I'm new to the whole spec and red fishing concept. I've been fishing offshore forever and would like to get into fishing inshore. I live in Daphne, would yall recommend I fish down off of ft morgan or dauphin island this time of year? Or further up in Mobile bay? I have a boat and I plan on going this friday and maybe saturday. Got a popping cork and gulp shrimp setup.

Any help is greatly appreciated. Also - some good tackle shops that I can go to, to get info on spots to fish would be a lot of help. I've down a search but haven't found much info on fishing mobile bay, ft morgan, gulf shores and dauphin island.

I'll be sure to post a report and pictures. Thanks


----------



## PurpleNGold (Mar 15, 2011)

Go to J & Ms in orange beach, they'll set you up. Not sure about DI but around ft Morgan is pretty good. Try the rigs near ft Morgan or Dixie bar. The State Pier in GS kills some nice fish too!


----------



## 90mph (Mar 7, 2009)

This time of year is Spec heaven on your end of the bay. Launch at the causeway and look for the birds between the causeway and north where the power lines cross.


----------



## chadau79 (Aug 2, 2010)

90 mph, what tide is best to fish this time of year around the causeway? Is tide more important, or time of day right now?


----------



## PurpleNGold (Mar 15, 2011)

Specs and reds getting hammered at DI last night, that's the word I'm getting.


----------



## Pier#r (Oct 2, 2007)

You live in Daphne, no need to go so far good fishing and info is on your doorstep.

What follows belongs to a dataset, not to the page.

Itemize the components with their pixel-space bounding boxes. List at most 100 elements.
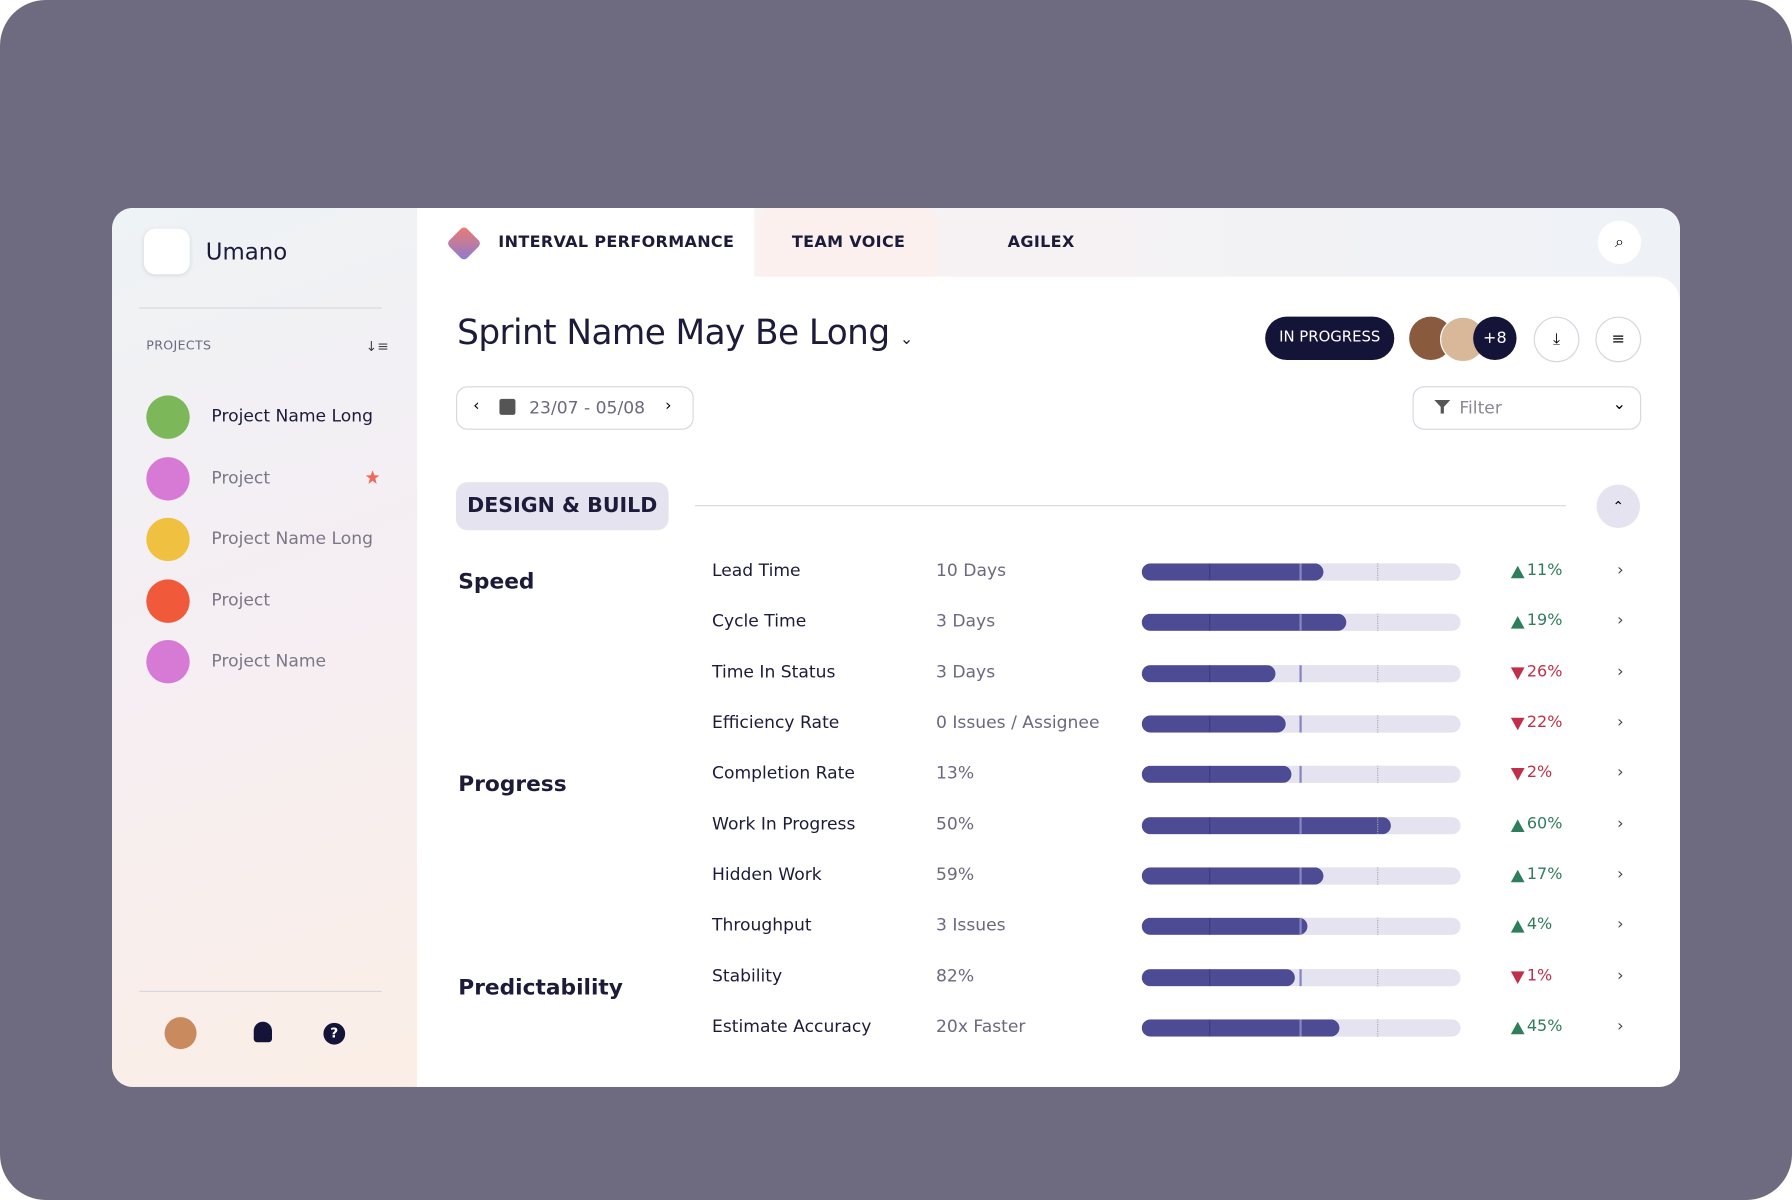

Scott's B&T on the Causeway @ Blakely River in Spanish Fort.
Delta fishing will only get better as the weather and water cool.

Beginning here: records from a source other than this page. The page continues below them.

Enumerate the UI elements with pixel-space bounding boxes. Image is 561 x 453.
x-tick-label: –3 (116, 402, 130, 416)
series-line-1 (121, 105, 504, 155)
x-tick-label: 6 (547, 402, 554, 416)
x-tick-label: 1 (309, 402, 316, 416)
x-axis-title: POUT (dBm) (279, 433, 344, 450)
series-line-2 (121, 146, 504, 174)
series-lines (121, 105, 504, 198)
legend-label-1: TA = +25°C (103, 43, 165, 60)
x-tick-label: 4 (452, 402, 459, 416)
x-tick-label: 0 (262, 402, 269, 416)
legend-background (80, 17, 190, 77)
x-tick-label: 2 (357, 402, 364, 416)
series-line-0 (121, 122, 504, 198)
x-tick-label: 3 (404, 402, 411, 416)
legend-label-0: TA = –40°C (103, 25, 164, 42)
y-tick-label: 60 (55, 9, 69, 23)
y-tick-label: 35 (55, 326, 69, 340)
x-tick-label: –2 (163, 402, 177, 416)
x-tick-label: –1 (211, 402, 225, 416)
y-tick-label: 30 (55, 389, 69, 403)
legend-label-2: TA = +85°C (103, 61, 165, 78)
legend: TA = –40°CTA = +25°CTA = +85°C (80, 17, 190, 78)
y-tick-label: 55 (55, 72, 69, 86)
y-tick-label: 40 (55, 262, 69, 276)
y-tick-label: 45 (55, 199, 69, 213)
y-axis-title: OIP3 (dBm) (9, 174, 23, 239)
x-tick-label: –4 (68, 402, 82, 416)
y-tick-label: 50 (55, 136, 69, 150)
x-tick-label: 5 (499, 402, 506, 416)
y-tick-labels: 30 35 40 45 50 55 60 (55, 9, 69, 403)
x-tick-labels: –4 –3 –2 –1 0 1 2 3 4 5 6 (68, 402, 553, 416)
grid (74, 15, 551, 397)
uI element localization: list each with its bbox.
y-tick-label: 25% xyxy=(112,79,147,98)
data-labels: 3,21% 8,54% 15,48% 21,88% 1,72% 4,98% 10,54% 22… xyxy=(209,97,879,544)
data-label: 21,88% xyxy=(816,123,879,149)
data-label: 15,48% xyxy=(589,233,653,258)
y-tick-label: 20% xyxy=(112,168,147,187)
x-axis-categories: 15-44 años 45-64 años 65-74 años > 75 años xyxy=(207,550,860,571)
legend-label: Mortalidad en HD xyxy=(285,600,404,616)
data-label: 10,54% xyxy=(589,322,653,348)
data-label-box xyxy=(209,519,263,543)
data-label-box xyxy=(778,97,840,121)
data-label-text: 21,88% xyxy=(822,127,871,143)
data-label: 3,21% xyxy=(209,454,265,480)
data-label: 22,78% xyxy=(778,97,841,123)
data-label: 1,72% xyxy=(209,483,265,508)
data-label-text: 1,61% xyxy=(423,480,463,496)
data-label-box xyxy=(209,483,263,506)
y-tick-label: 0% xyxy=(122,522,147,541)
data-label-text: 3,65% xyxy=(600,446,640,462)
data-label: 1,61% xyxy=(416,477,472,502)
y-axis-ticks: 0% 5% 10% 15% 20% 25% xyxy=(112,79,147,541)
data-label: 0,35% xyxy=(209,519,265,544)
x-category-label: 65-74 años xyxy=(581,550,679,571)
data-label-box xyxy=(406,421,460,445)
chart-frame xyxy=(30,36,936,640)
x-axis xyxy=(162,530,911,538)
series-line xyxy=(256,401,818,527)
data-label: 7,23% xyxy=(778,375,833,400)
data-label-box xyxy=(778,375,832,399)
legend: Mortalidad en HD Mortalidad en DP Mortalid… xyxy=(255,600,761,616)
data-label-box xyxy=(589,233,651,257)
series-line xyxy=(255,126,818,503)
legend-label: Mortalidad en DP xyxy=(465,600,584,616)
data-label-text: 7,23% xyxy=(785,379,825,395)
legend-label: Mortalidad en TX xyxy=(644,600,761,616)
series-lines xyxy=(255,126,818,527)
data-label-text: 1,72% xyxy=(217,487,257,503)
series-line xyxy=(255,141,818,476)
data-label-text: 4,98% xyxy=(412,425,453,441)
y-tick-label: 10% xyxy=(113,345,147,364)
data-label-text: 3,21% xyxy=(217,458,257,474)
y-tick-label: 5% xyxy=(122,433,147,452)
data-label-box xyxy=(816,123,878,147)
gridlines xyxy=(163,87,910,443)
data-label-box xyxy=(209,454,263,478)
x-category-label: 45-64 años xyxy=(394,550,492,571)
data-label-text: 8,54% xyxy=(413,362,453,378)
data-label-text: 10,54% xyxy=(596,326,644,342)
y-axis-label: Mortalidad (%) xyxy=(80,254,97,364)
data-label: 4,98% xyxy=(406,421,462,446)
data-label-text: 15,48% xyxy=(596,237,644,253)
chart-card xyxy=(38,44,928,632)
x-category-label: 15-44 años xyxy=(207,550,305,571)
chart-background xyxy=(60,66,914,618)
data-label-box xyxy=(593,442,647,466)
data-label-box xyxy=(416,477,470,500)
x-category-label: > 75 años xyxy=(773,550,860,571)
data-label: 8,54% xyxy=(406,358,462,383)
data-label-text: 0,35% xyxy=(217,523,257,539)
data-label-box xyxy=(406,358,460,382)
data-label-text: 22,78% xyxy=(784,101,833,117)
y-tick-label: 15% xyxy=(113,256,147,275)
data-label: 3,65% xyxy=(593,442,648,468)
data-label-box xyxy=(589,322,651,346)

Fisherman's Discount on Hwy 98 south of Fairhope is only 5 minutes from the Fish River bridge or Weeks Bay launches.
Either launch gives you access to Fish River and/or Mobile Bay reefs.

:thumbup:


----------



## hewes15 (Sep 8, 2011)

ft.morgan is awesome this time of year..drift dixey bar starting around 6 feet and go from there.. with either live pinfish, big storm lures, or doa's..use about a 3oz egg sinker with a leader..got some nice reds and jacks there last weekend...


----------